Japonya’da okullar deprem sonrası toplanma alanı
Japonya’da deprem farkındalığının devlet, halk ve sivil toplum düzeyinde çok yüksek olduğunu anlatan Moriwaki, şöyle konuştu:
“Deprem sonrası için Türkiye ve Japonya’nın en büyük farkı toplanma alanlarında karşımıza çıkıyor. Türkiye’de açık alanlar toplanma alanları olarak belirlenmişken, Japonya’da özellikle okullar olmak üzere kamu binaları toplanma alanı. Japonya’da özellikle okullar çok daha güçlü inşa ediliyor. Çünkü o binaların içinde bir Japonya’nın geleceği olan çocuklar ve gençler var. Türkiye’de deprem oldu ve toplanma alanında herkes bir araya geldi. Peki sonrasında ne olacak? Yemek ihtiyacı nerede karşılanacak, nerede uyuyacak? Japonya’daki okullar toplanma alanı olduğu için içinde içme ve kullanma suyu aynı zamanda da jeneratörler var. Japonya’da belediye binalarının otoparklarında duş alacak yerler veya seyyar tuvaletler bulunuyor. Türkiye’nin deprem sonrası için de planlarını detaylandırması gerekiyor. Türkiye’de Japonya’da olduğu kadar mutlaka tatbikat sıklığının artırılması da önem arz ediyor. Toplumun tüm kesimi deprem anında neler yapması gerektiğini detaylı biçimde öğrenmeli.”

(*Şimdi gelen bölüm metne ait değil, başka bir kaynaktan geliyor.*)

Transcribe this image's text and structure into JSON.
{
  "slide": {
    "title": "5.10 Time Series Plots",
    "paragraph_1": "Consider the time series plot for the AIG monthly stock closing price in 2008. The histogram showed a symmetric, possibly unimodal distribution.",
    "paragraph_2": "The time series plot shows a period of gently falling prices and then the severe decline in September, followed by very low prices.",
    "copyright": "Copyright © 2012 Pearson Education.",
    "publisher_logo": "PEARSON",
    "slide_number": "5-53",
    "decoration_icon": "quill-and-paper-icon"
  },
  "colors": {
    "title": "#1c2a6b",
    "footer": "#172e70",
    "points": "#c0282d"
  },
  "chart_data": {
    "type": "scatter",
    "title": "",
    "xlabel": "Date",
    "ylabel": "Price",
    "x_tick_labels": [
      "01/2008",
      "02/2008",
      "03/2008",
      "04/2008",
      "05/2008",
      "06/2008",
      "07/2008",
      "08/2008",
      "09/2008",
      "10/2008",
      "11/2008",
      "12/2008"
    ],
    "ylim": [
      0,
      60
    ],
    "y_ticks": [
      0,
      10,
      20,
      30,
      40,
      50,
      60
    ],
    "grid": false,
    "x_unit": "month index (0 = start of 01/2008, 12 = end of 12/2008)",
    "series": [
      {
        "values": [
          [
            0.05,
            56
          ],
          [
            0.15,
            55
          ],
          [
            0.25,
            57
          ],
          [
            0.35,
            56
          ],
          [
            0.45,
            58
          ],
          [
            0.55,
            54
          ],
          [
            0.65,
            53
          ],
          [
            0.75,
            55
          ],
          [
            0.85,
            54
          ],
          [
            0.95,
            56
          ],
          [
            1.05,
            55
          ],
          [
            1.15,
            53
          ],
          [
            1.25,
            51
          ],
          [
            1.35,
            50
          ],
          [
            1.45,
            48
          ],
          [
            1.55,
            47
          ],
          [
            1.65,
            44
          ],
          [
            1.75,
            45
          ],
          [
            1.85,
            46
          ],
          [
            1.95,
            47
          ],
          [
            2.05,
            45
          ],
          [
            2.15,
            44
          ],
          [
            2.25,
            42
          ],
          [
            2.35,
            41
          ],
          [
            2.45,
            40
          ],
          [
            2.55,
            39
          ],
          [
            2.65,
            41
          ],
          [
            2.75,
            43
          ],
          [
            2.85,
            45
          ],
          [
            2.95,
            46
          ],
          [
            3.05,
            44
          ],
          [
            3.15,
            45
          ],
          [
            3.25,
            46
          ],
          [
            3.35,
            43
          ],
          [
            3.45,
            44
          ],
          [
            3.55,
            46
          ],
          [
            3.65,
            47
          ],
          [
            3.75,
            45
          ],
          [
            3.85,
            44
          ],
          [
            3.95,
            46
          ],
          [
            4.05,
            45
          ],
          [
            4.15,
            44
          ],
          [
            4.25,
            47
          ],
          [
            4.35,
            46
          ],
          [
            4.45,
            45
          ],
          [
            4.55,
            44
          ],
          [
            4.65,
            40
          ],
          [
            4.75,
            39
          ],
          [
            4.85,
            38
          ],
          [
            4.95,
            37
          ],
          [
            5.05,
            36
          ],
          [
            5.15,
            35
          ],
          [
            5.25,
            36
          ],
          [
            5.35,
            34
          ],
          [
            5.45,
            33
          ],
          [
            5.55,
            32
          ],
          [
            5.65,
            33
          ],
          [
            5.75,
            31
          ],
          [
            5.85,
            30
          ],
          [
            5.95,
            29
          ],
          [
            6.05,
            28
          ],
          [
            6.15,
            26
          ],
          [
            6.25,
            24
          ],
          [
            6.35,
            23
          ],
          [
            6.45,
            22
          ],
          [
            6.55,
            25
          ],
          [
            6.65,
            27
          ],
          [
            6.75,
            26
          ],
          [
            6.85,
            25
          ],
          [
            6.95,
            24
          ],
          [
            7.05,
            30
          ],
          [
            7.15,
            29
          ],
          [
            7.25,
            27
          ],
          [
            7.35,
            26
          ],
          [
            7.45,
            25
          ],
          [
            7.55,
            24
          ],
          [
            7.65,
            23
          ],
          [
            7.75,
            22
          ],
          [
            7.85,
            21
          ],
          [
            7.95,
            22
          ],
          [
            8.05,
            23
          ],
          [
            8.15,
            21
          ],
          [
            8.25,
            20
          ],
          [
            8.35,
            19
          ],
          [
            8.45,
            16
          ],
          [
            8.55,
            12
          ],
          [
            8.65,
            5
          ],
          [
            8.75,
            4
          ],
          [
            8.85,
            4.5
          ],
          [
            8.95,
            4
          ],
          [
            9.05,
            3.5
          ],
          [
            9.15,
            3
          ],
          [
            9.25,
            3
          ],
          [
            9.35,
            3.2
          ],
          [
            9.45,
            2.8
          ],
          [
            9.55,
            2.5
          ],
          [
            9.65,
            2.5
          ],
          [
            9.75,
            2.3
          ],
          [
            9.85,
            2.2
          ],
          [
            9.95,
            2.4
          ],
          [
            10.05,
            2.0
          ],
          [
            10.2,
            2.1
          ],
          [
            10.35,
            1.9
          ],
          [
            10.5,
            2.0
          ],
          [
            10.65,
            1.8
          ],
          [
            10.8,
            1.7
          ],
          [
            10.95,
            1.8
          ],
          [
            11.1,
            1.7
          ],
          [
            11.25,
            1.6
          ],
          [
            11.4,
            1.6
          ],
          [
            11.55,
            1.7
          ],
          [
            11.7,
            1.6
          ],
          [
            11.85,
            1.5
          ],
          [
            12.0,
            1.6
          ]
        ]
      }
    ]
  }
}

Japonya Yurt Dışı İnşaat Şirketleri Derneği adına Marmaray ve İzmit Körfezi geçiş köprüsü projelerinde yer alan, Malezya’daki Petronas İkiz Kuleleri’nin ve Japonya’da bulunan dünyanın en uzun asma köprülerinden olan Akashi’nin inşaatında görev alan Moriwaki, sunumunun ardından katılımcıların sorularını yanıtladı. Seminer Mühendislik Fakültesi İnşaat Mühendisliği Bölüm Başkanı Prof. Dr. İsmail Demir tarafından Moriwaki’ye plaket takdimi ile sona erdi.